La buona informazione (si) paga
I numeri del Washington Post e la lagna sulla crisi dei giornali
L’acciaccato mondo dei giornali vive da tempo un periodo di crisi dal quale non sembra potere uscire. Costi sempre più alti, pubblicità in calo e vendite in edicola in ribasso da una parte, difficoltà a monetizzare su internet dall’altra (quanti danni ha fatto il tutto gratis), fanno dire da tempo a esperti e osservatori che il declino non si fermerà. Schiacciati da social network, fake news e siti mediocri che vivono di clic facili grazie a notizie che non lo sono, i quotidiani tradizionali faticano anche a farsi riconoscere per autorevolezza. La storia recente del Washington Post, invece, dimostra che investimenti mirati, analisi dei risultati e insistenza sul giornalismo di qualità premiano.

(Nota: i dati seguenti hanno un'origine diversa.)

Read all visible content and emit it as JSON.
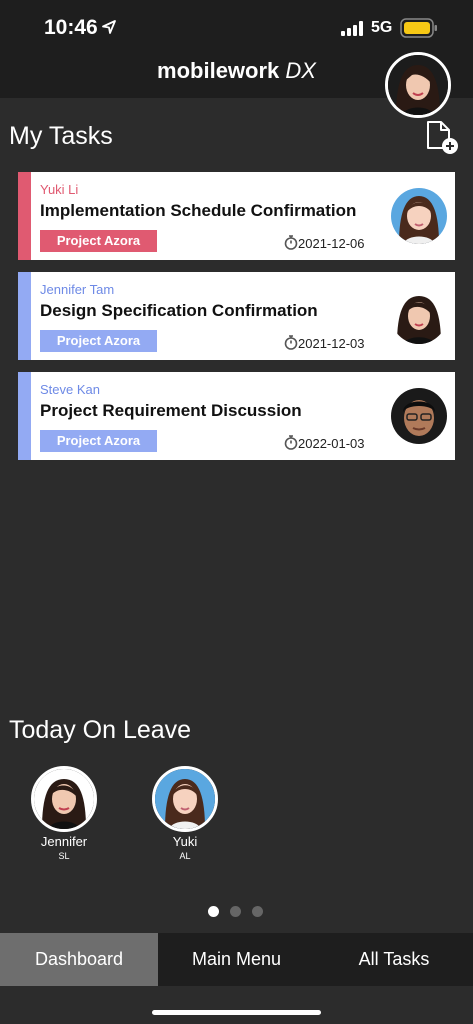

E’ notizia di questi giorni che nei primi mesi del 2017 il quotidiano acquistato da Jeff Bezos appena tre anni fa assumerà decine di nuovi dipendenti. Anche grazie alla martellante campagna contro Donald Trump durante le presidenziali americane, con una continua produzione di articoli di alto livello, il Post si è ritagliato un nuovo spazio fondamentale nell’informazione Usa. Lo studio intelligente dei punti di forza dell’anno passato ha fatto il resto: aumenteranno le newsletter, le inchieste approfondite, l’accuratezza con cui verranno date le breaking news e si continuerà a puntare sugli abbonamenti a pagamento anche online, cresciuti del 75 per cento in dodici mesi. Mentre ci si arrovella su come impedire alle fake news di influenzare l’opinione pubblica e creare conseguenze politiche e sociali dannose, c’è chi continuando a fare bene il proprio mestiere ha trovato il modo di fare informazione di qualità ricominciando a generare profitti. Prendere nota, invece di lamentarsi.